Così veniva posta in un ufficio un borsa contenente un portafogli con all’interno due banconote da 50 € e contestualmente avviato un sistema di videoregistrazione. Dopo alcuni giorni, durante le ore pomeridiane, i militari notavano, tramite le videoriprese, un’infermiera aprire la borsa, prendere il portafogli riposto all’interno, “armeggiare” dietro l’anta di una porta, sita nelle immediate vicinanze, e successivamente riporre di nuovo il borsello nella borsa.

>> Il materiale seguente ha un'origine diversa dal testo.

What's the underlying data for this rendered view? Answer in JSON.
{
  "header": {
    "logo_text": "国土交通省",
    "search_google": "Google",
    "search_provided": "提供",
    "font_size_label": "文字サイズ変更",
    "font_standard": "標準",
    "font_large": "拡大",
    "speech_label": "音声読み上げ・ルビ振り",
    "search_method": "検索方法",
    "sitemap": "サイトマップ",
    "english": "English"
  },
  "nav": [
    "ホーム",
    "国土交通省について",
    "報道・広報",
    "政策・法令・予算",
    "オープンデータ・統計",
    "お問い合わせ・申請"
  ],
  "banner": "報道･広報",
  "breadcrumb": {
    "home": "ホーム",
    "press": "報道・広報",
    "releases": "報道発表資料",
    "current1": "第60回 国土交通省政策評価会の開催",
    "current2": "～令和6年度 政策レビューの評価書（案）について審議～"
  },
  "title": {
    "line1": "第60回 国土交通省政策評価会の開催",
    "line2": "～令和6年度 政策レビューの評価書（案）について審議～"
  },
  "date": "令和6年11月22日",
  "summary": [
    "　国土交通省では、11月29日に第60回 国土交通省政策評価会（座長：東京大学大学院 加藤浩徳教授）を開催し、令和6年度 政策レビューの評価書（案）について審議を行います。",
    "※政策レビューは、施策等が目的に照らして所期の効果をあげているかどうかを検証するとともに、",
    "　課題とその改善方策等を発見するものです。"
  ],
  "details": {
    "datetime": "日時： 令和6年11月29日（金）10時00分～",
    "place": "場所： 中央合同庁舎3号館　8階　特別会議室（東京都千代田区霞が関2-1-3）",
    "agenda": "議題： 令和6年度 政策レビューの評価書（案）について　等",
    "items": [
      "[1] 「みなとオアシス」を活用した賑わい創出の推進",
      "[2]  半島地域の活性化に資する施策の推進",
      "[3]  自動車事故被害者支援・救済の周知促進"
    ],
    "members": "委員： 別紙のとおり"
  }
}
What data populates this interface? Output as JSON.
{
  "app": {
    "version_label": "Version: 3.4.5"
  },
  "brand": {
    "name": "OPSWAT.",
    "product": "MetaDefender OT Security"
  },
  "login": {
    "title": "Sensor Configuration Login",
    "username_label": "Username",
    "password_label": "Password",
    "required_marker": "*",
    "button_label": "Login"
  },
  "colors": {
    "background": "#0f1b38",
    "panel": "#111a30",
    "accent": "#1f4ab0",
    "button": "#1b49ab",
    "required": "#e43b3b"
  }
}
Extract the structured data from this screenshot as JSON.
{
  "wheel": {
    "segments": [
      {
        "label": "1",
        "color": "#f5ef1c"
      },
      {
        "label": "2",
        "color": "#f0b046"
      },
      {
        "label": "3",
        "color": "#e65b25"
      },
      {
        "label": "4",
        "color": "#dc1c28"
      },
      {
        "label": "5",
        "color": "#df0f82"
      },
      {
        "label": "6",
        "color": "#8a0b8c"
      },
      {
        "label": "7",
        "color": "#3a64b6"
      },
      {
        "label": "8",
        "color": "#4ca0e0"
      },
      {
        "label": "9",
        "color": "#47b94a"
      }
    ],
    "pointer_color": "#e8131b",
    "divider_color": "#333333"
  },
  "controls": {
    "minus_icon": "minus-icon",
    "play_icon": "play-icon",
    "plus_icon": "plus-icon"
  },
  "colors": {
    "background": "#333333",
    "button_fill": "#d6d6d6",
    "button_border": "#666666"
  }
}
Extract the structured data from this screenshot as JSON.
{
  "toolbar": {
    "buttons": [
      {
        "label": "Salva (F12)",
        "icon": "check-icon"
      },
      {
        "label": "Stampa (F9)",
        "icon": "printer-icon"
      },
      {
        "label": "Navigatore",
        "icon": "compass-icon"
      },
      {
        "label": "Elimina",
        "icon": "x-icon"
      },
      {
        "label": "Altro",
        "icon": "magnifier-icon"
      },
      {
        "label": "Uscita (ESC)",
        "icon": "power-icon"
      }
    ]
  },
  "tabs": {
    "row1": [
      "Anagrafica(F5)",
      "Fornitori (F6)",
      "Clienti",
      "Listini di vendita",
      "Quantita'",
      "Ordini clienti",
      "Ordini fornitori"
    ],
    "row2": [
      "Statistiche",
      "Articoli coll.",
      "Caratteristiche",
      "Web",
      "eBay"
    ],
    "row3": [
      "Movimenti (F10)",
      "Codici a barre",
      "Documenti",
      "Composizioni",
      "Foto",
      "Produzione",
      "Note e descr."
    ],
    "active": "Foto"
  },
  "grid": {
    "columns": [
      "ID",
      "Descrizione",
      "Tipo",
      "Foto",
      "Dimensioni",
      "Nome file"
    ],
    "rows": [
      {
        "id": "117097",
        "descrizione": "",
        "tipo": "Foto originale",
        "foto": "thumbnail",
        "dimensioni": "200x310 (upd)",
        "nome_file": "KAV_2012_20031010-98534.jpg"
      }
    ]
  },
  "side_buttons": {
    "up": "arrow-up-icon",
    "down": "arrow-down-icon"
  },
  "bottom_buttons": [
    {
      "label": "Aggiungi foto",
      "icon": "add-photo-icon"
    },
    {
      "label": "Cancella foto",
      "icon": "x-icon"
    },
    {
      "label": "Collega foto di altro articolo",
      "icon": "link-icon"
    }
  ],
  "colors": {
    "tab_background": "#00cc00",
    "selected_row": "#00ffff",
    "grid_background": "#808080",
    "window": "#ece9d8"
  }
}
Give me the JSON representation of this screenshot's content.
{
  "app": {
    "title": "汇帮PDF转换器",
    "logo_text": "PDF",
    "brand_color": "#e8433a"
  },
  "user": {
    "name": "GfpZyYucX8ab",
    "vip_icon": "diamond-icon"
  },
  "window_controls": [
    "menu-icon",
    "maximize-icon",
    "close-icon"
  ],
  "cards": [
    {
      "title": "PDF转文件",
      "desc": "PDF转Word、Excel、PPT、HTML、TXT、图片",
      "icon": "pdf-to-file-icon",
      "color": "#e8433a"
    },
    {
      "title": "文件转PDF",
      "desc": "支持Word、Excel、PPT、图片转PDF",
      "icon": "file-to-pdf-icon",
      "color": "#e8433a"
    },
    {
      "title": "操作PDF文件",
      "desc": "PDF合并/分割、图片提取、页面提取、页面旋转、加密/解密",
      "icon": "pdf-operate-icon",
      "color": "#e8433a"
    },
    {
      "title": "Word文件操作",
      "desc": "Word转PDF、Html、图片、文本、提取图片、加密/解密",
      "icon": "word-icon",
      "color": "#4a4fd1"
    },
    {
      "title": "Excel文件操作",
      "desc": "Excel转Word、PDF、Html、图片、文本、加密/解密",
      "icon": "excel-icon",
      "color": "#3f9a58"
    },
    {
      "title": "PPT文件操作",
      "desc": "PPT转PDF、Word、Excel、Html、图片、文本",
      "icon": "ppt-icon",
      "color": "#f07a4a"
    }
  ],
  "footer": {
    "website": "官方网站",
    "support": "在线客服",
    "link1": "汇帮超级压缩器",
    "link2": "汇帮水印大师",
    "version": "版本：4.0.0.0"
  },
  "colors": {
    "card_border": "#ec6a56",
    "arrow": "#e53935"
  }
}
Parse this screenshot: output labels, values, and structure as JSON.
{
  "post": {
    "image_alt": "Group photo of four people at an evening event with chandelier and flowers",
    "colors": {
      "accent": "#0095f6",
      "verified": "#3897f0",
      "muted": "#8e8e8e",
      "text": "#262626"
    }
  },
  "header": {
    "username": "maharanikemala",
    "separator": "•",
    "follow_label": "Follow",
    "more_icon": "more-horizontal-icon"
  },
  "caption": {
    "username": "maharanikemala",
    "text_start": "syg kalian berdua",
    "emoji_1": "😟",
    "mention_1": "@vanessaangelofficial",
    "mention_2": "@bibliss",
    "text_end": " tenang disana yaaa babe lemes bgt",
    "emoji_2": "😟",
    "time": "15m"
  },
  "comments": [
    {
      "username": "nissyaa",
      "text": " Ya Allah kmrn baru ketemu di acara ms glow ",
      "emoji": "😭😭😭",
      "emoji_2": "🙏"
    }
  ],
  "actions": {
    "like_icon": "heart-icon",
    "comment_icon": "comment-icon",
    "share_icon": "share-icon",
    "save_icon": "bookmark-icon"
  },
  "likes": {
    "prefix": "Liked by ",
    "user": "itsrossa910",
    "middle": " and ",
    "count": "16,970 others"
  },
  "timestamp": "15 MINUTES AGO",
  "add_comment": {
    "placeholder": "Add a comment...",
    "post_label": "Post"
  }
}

Per questo motivo, all’uscita dell’infermiera dall’ospedale alla fine del turno di servizio, i Carabinieri fermavano la donna al fine di effettuare un controllo, che potesse riscontrare l’effettiva sottrazione del denaro “segnato”.

All’atto dell’operazione dunque, gli uomini dell’Arma notavano l’indagata mentre si disfaceva di un fazzolettino di carta dalle tasche e di una banconota da 50€. Successivamente veniva accertato che mentre la  banconota non risultava una di quelle inserite nel portafogli, il fazzolettino conteneva le due monete cartacee con i numeri seriali identici a quelle riposte dai Carabinieri nel borsello. Per questo motivo l’assistente sanitaria è stata tratta in arresto in flagranza di reato di furto. In sede di giudizio direttissimo l’arresto è stato convalidato e la donna è stata rimessa in libertà. I vari accertamenti effettuati dai militari della locale Stazione sono stati svolti con la collaborazione del personale del “San Raffaele G. Giglio” di Cefalù. Ulteriori verifiche sono in corso sul conto dei precedenti episodi di furto denunciati.